In the Middle East and North Africa the oilfield services market is projected to expand from more than $43 billion in 2024 to $69.5 billion in 2032. That’s a roughly 6 percent compound annual rate, according to research cited by Brian Pieri, US-based founder of consultancy Energy Rogue.
The industry is also expected to grow globally but at a slower 3.4 percent, the research, from analysts VMR, said.
The outlook is clouded by US President Donald Trump’s tariff wars, which are affecting hydrocarbon demand worldwide. Oil prices – the major determinant of whether upstream projects are viable – are hovering in the low-to-mid-$60s per barrel amid Opec+’s unwinding of two-year-old output cuts.
The Trump factor is already impacting oilfield services in the US, Canada, Europe and Latin America, but not as much in the Gulf and Middle East, said Amr Wahby Mahmoud, head of Mena supply-chain research at Rystad Energy.
Production costs in the region remain among the lowest in the world and producers are better equipped to navigate price swings.
“From my perspective, the Middle East is almost like the cushion that doesn’t get affected by these global Opec cuts or surges,” Mahmoud said.
Baker Hughes’ latest count of active rigs for September, out earlier this month, had 739 onshore and offshore units up and running across North America. This was 69 fewer than the same time last year. The count is used as a predictor of oil and gas supply prospects.
In August, the US Energy Information Administration (EIA) reported the lowest level of crude oil and natural gas rotary rigs in operation in the US in nearly four years.
Upstream investments
The picture in the Middle East is mixed. Active rigs in the region stood at 511 in September, Baker Hughes found, up 10 from August but down 35 from a year earlier.

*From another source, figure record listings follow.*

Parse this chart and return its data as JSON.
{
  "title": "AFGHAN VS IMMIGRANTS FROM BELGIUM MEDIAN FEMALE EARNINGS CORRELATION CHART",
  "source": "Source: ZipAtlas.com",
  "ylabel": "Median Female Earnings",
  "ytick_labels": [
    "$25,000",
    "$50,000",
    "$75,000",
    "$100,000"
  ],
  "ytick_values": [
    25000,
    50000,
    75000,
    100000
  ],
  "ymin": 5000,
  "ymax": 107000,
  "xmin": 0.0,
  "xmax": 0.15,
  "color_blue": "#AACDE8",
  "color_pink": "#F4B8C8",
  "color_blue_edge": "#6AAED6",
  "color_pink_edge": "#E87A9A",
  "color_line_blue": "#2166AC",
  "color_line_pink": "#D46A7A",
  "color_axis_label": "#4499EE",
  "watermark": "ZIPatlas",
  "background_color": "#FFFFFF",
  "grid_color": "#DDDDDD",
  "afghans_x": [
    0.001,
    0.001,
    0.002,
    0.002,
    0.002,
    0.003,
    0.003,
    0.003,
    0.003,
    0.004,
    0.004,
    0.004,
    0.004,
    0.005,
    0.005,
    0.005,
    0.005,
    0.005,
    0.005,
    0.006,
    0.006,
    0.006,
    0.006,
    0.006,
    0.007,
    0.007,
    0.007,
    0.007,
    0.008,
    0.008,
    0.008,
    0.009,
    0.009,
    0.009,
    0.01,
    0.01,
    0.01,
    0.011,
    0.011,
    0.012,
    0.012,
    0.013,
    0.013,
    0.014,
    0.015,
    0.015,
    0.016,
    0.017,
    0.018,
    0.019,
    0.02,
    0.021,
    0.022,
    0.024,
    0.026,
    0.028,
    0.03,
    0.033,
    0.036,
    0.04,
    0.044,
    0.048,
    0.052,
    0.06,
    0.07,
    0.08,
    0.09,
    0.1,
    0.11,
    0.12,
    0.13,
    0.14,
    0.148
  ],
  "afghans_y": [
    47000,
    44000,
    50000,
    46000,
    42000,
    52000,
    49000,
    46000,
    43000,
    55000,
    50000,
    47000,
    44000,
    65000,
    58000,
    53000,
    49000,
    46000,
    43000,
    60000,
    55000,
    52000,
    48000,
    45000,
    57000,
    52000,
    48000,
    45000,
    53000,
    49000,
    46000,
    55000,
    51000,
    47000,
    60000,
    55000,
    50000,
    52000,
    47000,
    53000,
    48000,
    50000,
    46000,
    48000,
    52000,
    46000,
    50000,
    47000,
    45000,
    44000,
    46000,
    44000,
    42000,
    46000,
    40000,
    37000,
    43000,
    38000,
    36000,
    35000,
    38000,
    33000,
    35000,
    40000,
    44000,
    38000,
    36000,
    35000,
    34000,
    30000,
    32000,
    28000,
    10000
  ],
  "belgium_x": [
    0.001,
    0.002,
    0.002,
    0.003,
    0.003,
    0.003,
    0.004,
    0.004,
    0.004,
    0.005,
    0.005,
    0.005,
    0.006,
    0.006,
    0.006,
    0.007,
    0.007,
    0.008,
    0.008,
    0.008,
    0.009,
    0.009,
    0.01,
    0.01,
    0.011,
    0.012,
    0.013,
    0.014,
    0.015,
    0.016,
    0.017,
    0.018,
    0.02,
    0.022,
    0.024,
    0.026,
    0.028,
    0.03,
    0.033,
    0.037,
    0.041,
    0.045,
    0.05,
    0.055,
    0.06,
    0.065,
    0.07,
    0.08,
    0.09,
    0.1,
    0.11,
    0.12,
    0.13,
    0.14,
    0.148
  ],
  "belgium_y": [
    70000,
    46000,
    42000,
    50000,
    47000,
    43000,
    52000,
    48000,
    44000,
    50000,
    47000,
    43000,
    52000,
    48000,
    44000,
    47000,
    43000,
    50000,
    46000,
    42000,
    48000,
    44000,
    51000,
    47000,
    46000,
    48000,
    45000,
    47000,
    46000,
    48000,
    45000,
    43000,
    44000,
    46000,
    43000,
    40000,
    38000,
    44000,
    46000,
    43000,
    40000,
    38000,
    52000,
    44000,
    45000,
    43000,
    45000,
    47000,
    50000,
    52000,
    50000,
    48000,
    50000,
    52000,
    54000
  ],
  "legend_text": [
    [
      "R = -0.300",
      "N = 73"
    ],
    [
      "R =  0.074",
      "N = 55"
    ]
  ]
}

Pieri attributed the Middle East’s lead to upstream investments worth nearly $25 billion that have already been committed from 2021 to 2025, and national oil companies’ budgetary strength.
“We’re seeing a pivot from crude to gas and petrochemicals,” Pieri said, citing expansions at projects such as Saudi Arabia’s Jafurah and Master Gas System, and Qatar’s North Field.
He said these will drive demand for compressors, pipeline services and digital automation, areas in which the oilfield services companies specialise: “Carbon capture and hydrogen are also moving from concept to reality as governments announce pilot hubs.”
Developments in renewable energy could land US oilfield services companies new contracts for infrastructure, monitoring and automation, Pieri said. In the long run, the emergence of local players could present the big US companies with tougher competition, he believes.
Most observers think overall engineering activity will stay steady as Opec+ gradually restores production and gas projects ramp up, he said.
But “more aggressive national industrial policies could encourage [national oil companies] to rely increasingly on locally owned service providers”, he said, predicting a possible rise of regional champions.
Competition is also coming from Chinese entrants in the region, according to Rystad Energy’s Mahmoud.
“A lot of Chinese competitors are coming into other countries, especially countries that have challenges in hiring leading-edge American companies,” he said, citing Iraq, Kuwait and Egypt.